# Rear axle removal



## orelog (Dec 21, 2011)

I have '65 GTO with a 3:55 posi rearend and want to know how to remove the axles. I am used to the Chevy posi units that have C-clips but this one is got me stumped. Thanks


----------



## the65gto (Oct 9, 2008)

orelog said:


> I have '65 GTO with a 3:55 posi rearend and want to know how to remove the axles. I am used to the Chevy posi units that have C-clips but this one is got me stumped. Thanks


My past experience was sometimes after removing the plate, the axle would just come out without any effort. Other times, I had to install an old wheel and just beat on the rim/tire until it came out. No rhyme or reason.


----------



## kjk990 (Sep 1, 2010)

I have a 67 GTO. Mine you remove 4 bolts behind each of the brake drum assemblies. The bolts hold the assembly and a retaining plate in place. once removed the axles slide out. Try to pull straight out and support it so you don't damage the seals. There was nothing in the pumpkin holding them in like the C clips.


----------



## geeteeohguy (Feb 2, 2008)

No C clips on a Pontiac. Just remove the 4 bolts as stated, and pull it out. Sometimes you have to reverse the drum and use it as a slide hammer....works fine.


----------



## lars (Sep 28, 2004)

:agree
That's correct: there is even a socket hole in the axle wheel flange so you can stick a 9/16" socket and extension through the flange to pull the nuts off the retainer plate studs. Once you remove the 4 nuts, the entire axle with retainer plate slides out of the axle tube.
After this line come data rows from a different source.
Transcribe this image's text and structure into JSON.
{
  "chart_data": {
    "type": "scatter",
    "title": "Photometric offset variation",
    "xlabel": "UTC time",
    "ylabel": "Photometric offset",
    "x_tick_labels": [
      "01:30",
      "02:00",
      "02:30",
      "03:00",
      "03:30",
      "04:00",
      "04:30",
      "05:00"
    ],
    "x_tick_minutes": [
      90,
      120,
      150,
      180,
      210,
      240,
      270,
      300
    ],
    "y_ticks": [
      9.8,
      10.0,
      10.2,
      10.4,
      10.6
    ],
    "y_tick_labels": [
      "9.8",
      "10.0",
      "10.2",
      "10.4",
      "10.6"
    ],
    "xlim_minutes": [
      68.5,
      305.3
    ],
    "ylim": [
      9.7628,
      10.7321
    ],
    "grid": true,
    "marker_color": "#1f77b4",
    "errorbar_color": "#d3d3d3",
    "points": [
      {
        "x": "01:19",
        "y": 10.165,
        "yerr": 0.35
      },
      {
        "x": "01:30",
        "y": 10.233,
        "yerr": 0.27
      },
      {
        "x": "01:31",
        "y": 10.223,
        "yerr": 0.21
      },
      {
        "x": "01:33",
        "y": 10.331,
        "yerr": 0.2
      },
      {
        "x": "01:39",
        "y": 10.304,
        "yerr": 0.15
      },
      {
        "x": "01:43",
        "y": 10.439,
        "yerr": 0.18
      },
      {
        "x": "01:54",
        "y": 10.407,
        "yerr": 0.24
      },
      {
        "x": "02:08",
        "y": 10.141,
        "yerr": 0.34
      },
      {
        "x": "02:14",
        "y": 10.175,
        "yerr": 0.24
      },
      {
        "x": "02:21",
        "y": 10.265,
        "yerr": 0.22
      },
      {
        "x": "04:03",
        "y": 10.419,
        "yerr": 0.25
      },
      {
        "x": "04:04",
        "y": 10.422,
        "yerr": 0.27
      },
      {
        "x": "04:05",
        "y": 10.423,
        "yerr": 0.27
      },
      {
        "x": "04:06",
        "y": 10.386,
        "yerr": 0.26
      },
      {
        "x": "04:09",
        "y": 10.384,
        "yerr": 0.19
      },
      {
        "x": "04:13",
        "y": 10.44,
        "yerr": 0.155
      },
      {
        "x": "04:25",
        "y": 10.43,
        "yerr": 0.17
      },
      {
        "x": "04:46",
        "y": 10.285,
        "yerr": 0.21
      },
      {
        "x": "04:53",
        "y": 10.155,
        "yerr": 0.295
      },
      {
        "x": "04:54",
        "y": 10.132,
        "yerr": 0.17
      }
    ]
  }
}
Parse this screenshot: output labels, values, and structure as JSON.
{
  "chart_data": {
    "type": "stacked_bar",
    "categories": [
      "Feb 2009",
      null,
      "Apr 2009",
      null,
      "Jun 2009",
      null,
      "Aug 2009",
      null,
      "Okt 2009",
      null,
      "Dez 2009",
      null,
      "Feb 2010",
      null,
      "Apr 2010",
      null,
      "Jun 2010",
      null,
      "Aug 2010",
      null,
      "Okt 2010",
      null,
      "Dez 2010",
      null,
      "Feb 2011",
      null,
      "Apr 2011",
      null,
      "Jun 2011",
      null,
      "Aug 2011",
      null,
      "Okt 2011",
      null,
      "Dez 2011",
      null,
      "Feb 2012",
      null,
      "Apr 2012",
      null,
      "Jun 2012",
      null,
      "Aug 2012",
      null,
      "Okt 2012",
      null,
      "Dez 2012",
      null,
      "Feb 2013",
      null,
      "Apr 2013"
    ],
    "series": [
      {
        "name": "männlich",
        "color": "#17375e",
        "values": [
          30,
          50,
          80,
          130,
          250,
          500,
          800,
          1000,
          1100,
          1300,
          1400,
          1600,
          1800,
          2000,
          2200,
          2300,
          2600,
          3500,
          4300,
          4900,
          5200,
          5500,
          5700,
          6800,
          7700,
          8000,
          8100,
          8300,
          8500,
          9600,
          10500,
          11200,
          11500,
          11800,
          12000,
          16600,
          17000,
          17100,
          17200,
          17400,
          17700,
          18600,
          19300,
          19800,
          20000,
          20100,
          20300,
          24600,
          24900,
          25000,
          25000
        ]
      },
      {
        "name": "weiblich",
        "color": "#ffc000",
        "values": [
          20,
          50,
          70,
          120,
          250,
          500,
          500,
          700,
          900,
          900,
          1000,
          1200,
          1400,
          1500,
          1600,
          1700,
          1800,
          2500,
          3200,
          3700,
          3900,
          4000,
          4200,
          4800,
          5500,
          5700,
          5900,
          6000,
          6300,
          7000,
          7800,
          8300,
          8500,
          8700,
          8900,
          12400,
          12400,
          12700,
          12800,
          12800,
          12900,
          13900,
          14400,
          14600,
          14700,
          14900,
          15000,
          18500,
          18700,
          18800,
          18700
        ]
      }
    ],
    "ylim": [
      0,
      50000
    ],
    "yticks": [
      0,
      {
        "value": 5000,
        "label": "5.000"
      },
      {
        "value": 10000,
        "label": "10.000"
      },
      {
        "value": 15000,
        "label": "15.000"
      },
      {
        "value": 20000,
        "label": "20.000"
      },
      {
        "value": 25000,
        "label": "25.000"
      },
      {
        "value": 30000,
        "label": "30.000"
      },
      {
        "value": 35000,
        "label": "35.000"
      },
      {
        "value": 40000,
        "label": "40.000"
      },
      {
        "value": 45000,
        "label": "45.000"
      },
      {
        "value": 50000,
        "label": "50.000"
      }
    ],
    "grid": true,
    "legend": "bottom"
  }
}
In some cases, you don't need to pull the nuts: If the axle bearing or bearing retaining collar fails on a Pontiac, the entire axle, with brake drum and wheel attached, slides right out of the axle completely on its own, resulting in complete brake failure and loss of directional control of the vehicle. This is particularly interesting if you're driving at a high rate of speed in a canyon in the Rocky Mountains.

Lars
Rocky Mountains


----------



## geeteeohguy (Feb 2, 2008)

LOL!! "This is particularly interesting if you're driving at a high rate of speed in a canyon in the Rocky Mountains"......Or, if you're fully loaded and packed for a week long vacation, and you're coming down a steep, winding road a few miles from home, and you see your entire left rear wheel and tire riding outside of the wheel well like a gigantic training wheel!!


----------